Poidevin explains how that relates to a bike team.
“After races we always have a debrief so we’ll talk about the positive things that happened in the race, maybe something we improved on from the last race, or maybe we communicated really well as a team or made good decisions. Then if the result wasn’t what we were aiming for, what caused that, or how can we improve on that next time?”
While Oronte adds.
“When I look back on a performance and I assess what could have been different, I just don’t want one of those things to have been effort. As long as I gave my whole effort, I’m happy.”
It is all too easy to become over-focused on the overall goal; the weight you want to be, the marathon you want to run in a certain time, or – in the case of pro cyclists – the race you want to perform well at.
However, along the path to that end goal, there will be difficult days, setbacks and other obstacles, and it’s how you respond to those that ultimately determine your success.
“There are days where it’s really hard, I tend to default back to ‘OK, what sort of effort can you put out today’? Because I know it’s not going to be a record-setting day.
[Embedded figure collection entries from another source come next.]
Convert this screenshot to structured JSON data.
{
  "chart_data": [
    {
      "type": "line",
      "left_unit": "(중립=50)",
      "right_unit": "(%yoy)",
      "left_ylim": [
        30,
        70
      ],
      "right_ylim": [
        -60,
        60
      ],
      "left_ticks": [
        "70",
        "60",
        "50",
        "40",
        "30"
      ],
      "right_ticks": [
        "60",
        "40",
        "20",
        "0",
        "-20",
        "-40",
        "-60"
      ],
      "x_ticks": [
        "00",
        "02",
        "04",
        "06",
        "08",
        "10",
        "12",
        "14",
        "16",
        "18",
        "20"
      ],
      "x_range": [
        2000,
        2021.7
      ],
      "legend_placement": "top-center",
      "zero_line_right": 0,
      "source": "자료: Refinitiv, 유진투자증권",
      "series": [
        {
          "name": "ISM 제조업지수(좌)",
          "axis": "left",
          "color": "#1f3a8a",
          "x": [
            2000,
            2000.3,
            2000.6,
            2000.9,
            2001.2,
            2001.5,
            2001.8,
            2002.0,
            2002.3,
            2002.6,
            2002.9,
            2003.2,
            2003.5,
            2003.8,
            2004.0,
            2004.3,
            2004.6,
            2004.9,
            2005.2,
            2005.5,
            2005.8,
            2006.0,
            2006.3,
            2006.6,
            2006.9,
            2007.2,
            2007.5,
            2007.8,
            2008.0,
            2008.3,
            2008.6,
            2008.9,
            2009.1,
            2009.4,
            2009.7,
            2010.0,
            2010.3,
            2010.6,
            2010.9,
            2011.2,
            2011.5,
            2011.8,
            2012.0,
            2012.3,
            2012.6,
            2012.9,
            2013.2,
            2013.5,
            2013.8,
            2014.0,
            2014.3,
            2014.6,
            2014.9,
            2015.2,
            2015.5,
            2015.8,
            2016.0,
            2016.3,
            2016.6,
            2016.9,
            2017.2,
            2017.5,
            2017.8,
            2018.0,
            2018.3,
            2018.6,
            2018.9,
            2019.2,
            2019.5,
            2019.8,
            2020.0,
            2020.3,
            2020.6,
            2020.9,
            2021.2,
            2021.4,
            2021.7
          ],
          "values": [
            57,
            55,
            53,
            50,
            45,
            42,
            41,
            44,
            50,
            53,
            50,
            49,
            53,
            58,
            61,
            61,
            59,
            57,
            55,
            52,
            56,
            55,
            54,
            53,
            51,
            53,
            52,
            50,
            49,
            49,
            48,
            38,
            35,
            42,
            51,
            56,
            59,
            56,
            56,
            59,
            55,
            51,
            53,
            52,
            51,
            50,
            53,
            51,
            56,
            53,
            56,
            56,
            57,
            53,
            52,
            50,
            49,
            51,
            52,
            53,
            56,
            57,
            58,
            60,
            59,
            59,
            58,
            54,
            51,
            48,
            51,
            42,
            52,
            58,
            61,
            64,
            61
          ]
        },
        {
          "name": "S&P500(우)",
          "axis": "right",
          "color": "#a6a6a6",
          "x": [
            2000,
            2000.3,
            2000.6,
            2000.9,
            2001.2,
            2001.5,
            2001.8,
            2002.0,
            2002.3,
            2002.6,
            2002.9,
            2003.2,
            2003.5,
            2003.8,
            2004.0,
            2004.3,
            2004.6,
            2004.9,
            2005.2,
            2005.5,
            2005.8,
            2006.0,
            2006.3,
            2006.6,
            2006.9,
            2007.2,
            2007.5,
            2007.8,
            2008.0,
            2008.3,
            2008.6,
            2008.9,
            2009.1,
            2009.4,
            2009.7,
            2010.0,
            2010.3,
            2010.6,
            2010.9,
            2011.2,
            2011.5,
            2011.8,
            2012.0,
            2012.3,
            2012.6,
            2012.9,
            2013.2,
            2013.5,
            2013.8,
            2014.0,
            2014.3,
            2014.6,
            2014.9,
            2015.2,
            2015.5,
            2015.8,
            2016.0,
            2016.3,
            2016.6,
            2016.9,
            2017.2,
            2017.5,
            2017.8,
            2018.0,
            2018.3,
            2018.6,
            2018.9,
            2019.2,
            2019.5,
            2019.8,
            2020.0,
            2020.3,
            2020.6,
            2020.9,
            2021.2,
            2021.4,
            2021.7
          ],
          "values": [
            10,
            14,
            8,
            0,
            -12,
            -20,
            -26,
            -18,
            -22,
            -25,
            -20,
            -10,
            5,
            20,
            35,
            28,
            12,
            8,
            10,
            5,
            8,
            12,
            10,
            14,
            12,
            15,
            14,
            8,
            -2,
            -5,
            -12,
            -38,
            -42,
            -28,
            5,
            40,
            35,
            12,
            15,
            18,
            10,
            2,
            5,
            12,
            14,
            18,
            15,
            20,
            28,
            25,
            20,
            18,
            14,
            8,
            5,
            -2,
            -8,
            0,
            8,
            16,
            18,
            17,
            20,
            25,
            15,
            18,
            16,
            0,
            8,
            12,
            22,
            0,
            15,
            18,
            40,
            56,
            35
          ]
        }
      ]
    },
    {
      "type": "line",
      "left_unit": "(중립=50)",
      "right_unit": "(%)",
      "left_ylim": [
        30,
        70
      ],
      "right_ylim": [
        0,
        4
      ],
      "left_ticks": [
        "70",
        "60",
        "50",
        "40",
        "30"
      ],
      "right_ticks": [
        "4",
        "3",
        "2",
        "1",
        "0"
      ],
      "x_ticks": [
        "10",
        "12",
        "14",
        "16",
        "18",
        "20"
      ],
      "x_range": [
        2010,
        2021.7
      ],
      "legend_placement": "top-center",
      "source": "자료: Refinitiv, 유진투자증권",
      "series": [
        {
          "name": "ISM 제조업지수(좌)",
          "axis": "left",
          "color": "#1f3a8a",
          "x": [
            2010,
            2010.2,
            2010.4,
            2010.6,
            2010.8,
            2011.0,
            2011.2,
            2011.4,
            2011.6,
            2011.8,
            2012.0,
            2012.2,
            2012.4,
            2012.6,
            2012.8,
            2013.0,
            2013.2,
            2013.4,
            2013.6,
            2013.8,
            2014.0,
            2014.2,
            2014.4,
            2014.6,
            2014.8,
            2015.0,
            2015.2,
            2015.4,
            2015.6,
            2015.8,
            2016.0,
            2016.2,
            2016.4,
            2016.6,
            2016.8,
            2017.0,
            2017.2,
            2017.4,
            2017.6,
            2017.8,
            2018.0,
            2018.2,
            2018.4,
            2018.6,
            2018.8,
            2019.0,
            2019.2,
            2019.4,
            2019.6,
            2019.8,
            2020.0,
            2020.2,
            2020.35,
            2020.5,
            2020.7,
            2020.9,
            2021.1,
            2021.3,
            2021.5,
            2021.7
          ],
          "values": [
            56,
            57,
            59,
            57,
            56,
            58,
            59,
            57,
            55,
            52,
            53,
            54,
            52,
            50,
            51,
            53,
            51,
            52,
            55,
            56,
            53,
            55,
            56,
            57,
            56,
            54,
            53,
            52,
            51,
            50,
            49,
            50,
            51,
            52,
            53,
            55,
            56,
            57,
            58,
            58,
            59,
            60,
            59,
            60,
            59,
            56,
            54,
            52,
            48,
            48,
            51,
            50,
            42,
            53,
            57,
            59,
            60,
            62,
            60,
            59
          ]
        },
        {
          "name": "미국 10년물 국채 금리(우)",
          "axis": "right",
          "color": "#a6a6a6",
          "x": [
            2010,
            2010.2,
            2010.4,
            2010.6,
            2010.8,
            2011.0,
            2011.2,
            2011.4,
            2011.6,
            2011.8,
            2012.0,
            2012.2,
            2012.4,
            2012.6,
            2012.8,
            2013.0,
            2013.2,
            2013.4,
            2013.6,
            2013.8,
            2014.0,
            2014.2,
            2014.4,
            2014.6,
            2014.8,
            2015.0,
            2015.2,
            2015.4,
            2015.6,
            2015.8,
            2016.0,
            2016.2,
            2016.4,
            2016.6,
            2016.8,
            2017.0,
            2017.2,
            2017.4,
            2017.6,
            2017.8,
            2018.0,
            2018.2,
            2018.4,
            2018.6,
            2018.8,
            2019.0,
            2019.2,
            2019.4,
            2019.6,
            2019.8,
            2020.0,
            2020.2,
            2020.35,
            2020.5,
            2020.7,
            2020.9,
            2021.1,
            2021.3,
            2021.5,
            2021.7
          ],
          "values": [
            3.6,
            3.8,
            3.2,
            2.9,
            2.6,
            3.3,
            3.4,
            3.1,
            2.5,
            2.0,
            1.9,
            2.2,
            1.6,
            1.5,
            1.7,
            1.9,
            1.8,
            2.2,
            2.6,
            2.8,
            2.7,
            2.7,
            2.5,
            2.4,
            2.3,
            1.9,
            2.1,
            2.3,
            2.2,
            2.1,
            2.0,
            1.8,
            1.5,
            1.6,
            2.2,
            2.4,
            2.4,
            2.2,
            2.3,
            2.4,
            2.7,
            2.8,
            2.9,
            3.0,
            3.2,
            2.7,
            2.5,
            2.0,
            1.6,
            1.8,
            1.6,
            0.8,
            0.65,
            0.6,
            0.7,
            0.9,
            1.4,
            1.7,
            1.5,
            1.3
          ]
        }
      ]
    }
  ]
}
I often call those ‘character days’, because when things are hard, that’s where the character comes out.”
Coté adds that the incremental smaller goals we set ourselves soon add up – and are much healthier for us too.
“It can become as small as the last 30 seconds of one single interval in a 10- or 12-interval session. You can’t live every day as if you’re at the World Championships and trying to win the race. You can’t sustain that! You need to trust in your training program, and just finish that particular effort with X amount of watts. You don’t always need to be thinking super far ahead.”
While Coté doesn’t have to look far for an example of goal-setting in action.
“My dad is a great example. He sets himself a weekly goal of distance to ride on the trainer in a week. If he has a super-busy week, then by Sunday he might have 100km left to do, and he does the whole 100km. If he didn’t have that overall goal, he might just do 50km on that Sunday – he would use the excuse that he’d had a long week or whatever. But if he has 100km to his goal, that’s how much he’s gonna ride.”
Summarizing his own approach, Oronte says.
“I’m really into daily goals. I think that’s where the battles are won, the day to day stuff. I always tell myself that success is a habit, and habits tend to be the things you do more frequently.”